Federal student loan payments to resume soon

As college students around the country graduate with a massive amount of debt, advocates display a hand-painted sign on the Ellipse in front of The White House to call on President Joe Biden to sign an executive order to cancel student debt on June 1

During the pandemic, when record numbers of Americans lost their jobs, at least many folks could enjoy a pause on paying their federal student loans. In March of 2020, the US Department of Education stopped requiring payments on loans, and suspended all interest on loans.

But there remain only a few more months before borrowers must resume payments and interest rates are reinstalled: the Department of Education announced that student loan repayments will begin on January 31, 2022.

This grace period has offered an opportunity for folks to sidestep the interest rates that trap folks into paying off loans for a lifetime--if they have extra cash to spare. 

On the other hand, people who lost their jobs may be unable to resume the level, or any level, of payment they could afford pre-pandemic. These people may be on, or enter into, an income-driven payment plan--their debt may be forgiven after 20 or 25 years of payment on such a plan.

"There are several options for continuing a kind of pause on your loans, though not with an interest waiver," said Mark Kantrowitz, a student loan expert. "In some cases, you might get the interest covered. These include deferment, such as economic hardship deferment, and the unemployment deferment. There's also general forbearances."

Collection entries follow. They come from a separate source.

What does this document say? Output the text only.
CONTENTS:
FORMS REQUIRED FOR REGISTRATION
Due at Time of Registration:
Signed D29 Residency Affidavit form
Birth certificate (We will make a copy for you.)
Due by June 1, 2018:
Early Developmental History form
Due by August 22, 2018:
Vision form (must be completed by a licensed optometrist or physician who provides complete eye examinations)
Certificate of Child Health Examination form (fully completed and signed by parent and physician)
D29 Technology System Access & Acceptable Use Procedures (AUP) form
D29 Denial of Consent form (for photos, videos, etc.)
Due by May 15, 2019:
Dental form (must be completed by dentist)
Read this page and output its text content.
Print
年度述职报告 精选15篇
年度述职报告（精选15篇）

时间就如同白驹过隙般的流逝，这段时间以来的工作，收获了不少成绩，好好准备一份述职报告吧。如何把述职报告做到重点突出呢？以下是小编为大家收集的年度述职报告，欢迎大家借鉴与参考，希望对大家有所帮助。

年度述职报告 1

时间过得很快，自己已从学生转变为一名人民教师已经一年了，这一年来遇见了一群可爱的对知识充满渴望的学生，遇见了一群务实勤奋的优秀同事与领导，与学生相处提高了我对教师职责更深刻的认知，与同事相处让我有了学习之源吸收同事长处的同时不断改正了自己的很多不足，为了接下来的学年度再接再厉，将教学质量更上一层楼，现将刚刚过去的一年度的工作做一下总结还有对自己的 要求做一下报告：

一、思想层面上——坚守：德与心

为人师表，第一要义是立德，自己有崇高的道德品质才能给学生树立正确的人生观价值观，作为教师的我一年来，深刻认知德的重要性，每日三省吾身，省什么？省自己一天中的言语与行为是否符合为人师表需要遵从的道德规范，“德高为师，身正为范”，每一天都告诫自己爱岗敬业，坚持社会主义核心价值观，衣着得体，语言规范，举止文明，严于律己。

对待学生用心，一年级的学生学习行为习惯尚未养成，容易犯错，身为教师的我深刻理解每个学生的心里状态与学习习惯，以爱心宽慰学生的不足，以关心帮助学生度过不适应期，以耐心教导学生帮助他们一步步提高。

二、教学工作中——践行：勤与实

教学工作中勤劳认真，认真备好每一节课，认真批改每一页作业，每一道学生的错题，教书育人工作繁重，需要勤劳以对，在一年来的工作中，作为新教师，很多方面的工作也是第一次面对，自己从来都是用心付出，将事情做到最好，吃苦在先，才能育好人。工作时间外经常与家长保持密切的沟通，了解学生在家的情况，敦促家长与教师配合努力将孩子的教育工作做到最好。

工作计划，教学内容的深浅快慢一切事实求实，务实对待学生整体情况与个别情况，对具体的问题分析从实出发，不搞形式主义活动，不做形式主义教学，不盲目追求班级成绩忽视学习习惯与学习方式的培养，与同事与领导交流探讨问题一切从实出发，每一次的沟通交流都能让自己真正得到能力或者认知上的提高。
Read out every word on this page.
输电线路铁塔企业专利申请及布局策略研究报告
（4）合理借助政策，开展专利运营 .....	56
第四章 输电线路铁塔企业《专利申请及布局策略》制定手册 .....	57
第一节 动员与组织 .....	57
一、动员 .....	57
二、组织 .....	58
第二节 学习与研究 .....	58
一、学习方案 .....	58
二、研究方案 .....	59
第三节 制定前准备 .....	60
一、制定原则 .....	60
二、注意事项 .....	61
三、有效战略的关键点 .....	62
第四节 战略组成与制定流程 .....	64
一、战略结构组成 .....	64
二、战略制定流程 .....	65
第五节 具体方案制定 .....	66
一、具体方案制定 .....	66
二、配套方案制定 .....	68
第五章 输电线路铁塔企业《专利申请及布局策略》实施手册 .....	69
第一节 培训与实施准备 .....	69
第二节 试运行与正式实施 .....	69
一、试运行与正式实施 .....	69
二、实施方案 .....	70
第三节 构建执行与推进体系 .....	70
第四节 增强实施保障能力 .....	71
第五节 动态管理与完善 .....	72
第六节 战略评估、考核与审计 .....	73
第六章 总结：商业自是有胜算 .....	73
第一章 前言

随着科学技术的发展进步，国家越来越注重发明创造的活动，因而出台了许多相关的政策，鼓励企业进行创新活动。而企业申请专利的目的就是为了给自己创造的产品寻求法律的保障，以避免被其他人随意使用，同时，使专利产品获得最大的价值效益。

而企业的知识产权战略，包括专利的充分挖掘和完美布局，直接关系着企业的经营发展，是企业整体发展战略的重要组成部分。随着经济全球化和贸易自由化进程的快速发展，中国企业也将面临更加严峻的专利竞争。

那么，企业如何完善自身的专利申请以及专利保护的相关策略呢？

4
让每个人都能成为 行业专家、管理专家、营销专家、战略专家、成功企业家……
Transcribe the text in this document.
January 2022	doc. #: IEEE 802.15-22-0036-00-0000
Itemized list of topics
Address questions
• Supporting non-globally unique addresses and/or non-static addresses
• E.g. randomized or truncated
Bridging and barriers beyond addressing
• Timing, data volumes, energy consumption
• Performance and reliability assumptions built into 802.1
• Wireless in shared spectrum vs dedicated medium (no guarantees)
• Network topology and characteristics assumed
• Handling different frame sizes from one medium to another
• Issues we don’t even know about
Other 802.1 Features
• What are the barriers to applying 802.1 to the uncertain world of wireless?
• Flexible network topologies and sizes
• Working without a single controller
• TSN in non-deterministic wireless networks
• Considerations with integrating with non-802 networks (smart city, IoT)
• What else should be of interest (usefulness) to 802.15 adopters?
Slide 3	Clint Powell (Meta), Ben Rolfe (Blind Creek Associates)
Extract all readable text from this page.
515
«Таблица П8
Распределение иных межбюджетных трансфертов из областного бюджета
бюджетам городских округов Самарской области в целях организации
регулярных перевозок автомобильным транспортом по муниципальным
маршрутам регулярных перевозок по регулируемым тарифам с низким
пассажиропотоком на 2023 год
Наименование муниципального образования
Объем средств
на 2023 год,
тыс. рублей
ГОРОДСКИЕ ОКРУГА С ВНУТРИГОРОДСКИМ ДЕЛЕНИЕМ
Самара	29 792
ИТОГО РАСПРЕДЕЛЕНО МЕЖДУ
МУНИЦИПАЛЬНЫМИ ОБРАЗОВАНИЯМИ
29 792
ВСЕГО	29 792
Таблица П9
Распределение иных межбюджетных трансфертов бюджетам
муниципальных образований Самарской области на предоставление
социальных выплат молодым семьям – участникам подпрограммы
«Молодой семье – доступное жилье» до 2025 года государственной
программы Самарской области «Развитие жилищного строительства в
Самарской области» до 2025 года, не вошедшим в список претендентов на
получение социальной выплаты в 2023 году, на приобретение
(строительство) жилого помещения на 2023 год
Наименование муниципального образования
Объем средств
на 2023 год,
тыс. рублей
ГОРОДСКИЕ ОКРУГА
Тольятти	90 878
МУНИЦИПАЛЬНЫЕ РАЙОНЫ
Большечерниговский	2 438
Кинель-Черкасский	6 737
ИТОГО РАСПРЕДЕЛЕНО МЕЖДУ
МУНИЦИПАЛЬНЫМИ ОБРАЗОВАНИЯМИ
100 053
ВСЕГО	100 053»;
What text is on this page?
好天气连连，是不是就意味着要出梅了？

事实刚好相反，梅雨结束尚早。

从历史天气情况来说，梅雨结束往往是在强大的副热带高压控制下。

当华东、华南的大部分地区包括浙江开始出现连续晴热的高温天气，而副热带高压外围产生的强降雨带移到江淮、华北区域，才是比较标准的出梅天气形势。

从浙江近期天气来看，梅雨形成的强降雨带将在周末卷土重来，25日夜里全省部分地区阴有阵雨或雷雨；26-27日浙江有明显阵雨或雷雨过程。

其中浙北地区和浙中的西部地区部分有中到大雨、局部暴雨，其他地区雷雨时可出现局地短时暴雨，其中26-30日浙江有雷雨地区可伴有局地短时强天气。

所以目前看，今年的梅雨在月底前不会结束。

Kantrowitz also recommends borrowers use this pause period to pay off higher-interest debts, like credit cards, while they can.

Student loan payments are a hot topic at the moment on social media as President Joe Biden announced improvements to the federal student loan forgiveness program.

A growing movement of people, some of whom are members of a group called "The Debt Collective" are outright refusing to pay their loans. Members of this "nation's first debtors' union" aim to "build power with debt as leverage." 

In practice, this looks like advocating for and organizing on behalf of "the cancellation and renegotiation of debts, access to publicly-funded goods (education, healthcare, housing, etc.), anti-racist economic policies, and much more," according to their website.

But there can be severe consequences for defaulting on federal student loans, said Kantrowitz. These include wage garnishment, leans on your house, getting professional licenses removed, a poor credit score and more.

"The government gets its money one way or the other," Kantrowitz warned. "They can also, with a court judgment, issue a bank levy to seize your bank accounts or brokerage accounts."

Jobless people were, and still are, so strapped for cash to pay bills during the pandemic that predatory lending practices have proliferated in recent months. Payday and auto title loans continue to imprison desperate people whose debts accumulate as they try to stay afloat.

And Americans are in more debt than ever: household debt hit a record $14.6 trillion last spring according to the Federal Reserve.

So, what can you do before the required payments resume?

Kantrowitz said that people who are on income-driven payment plans or pursuing public student loan forgiveness should not pay their loans during the pause. 

"While it's true that if you do make payments, it's going entirely to principal, there are other things that you can do with the money that may be putting you in a better place such as, if you don't already have a emergency fund, or you have a small emergency fund, you could be building or bulking it up, because you might have a job now, but who knows what's going to happen in a month or two," he said.